We examined whether low dose radiation (LDR) exposure (75 mGy) could increase the therapeutic efficacy of cyclophosphamide (CTX) by comparing the effects of tumor suppression, tumor cell apoptosis, cell cycle and proliferation of bone marrow in vivo. Kunming mice implanted with S(180) sarcoma cells were given 75 mGy whole body gamma-ray radiation exposure and CTX (300 mg/kg) by intraperitoneal injection 36 hours after LDR. Proliferation of bone marrow and tumor cells was analyzed by flow cytometry. Cytochrome c leakage from the tumor was measured by Western-blot. We discovered that tumor growth was significantly reduced in the group exposed to CTX add to LDR. The apoptosis of tumor cells increased significantly after LDR. The tumor cells were arrested in G(1) phase in the groups treated with CTX and CTX + LDR, but cell cycle was more significantly arrested in mice exposed to LDR followed by CTX than in mice exposed only to LDR or CTX chemotherapy. Concentration of bone marrow cells and proliferation index in CTX + LDR mice were higher than those in the untreated mice. LDR or CTX + LDR could induce greater cytochrome c levels and caspase-3 activity in tumors. These results suggest that low dose radiation can enhance the anti-tumor effect of the chemotherapy agent CTX markedly. Furthermore, LDR significantly protects hematopoetic function of the bone marrow, which is of practical significance on adjuvant chemotherapy.

Effects of low-dose radiation on tumor growth, erythrocyte immune function and SOD activity in tumor-bearing mice.

BACKGROUND: Activating on mammalian and human body LDR is thought to induce adaptive response, enhance immune function and increase anti-tumor ability. This study was designed to assess the effect of low-dose radiation on tumor growth and on erythrocyte immune function and superoxide dismutase (SOD) activity in tumor-bearing mice. METHODS: Male Kunming mice were subcutaneously implanted with S180 sarcoma cells in the right inguen to create an experimental in situ animal model. Six hours before implantation, the mice were given 75 mGy X-ray radiation, over the body.
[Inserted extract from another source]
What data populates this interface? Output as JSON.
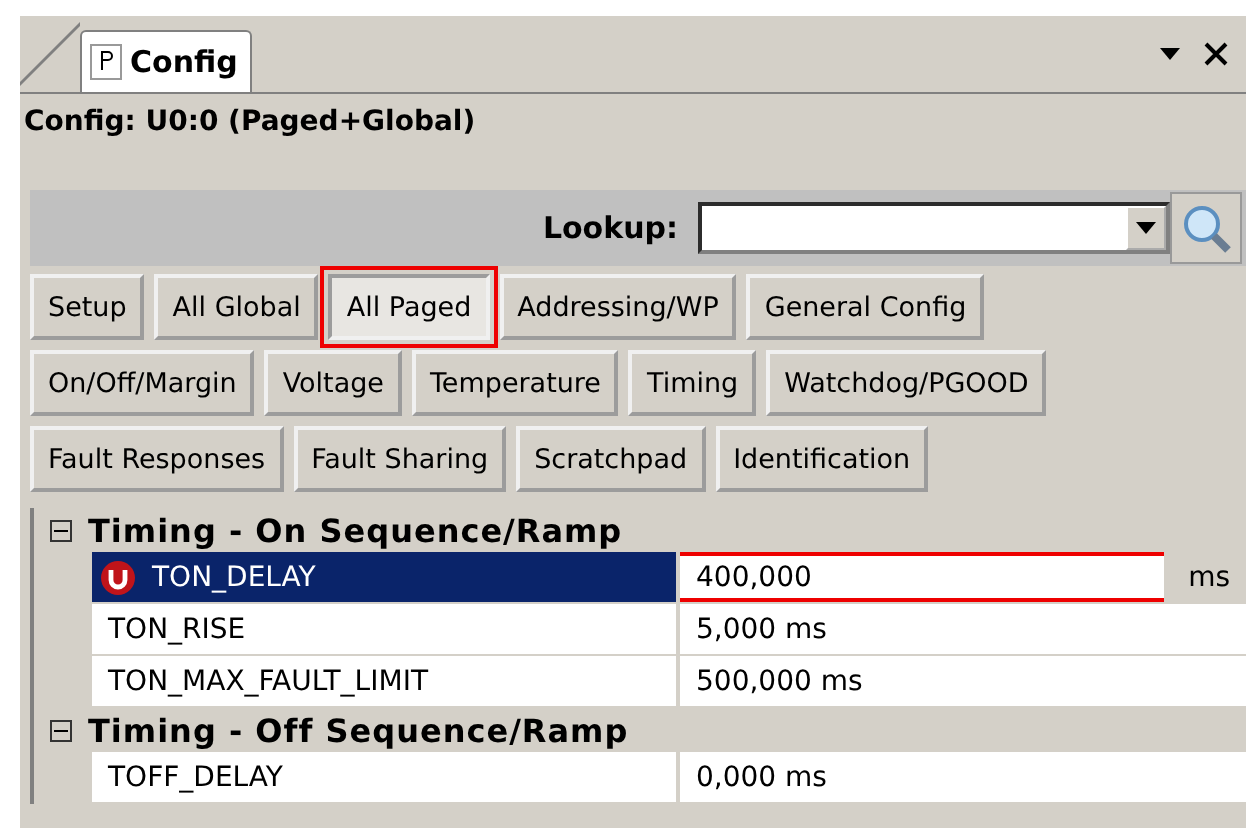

Tumor size was observed 5 days later while tumor volume was calculated every other day, allowing for the creation of a graph depicting tumor growth. Fifteen days after implantation, the mice were killed to measure tumor weight and observe the necrotic areas and the location of tumor-infiltrating lymphocytes (TILs). Erythrocyte immune function and SOD activity were also determined. RESULTS: Mice pre-exposed to low-dose radiation had a lower tumor formation rate than did those receiving no radiation (P < 0.05). Tumor growth was significantly lower in the mice pre-exposed to low-dose radiation; after 15 days, the average tumor weight in the mice pre-exposed to low-dose radiation was also lower (P < 0.05). Areas of tumor necrosis and infiltration of TILs were larger in the low-dose radiation group than in the non-radiation group. Erythrocyte immune function and SOD activity were higher in the low-dose radiation group than in the non-radiation group (P < 0.05). CONCLUSION: Low-dose radiation can markedly increase the anti-tumor ability of an organism and improve erythrocyte immune function and red blood cell SOD activity as well, suggesting that low-dose radiation might be useful in the clinical treatment of cancer.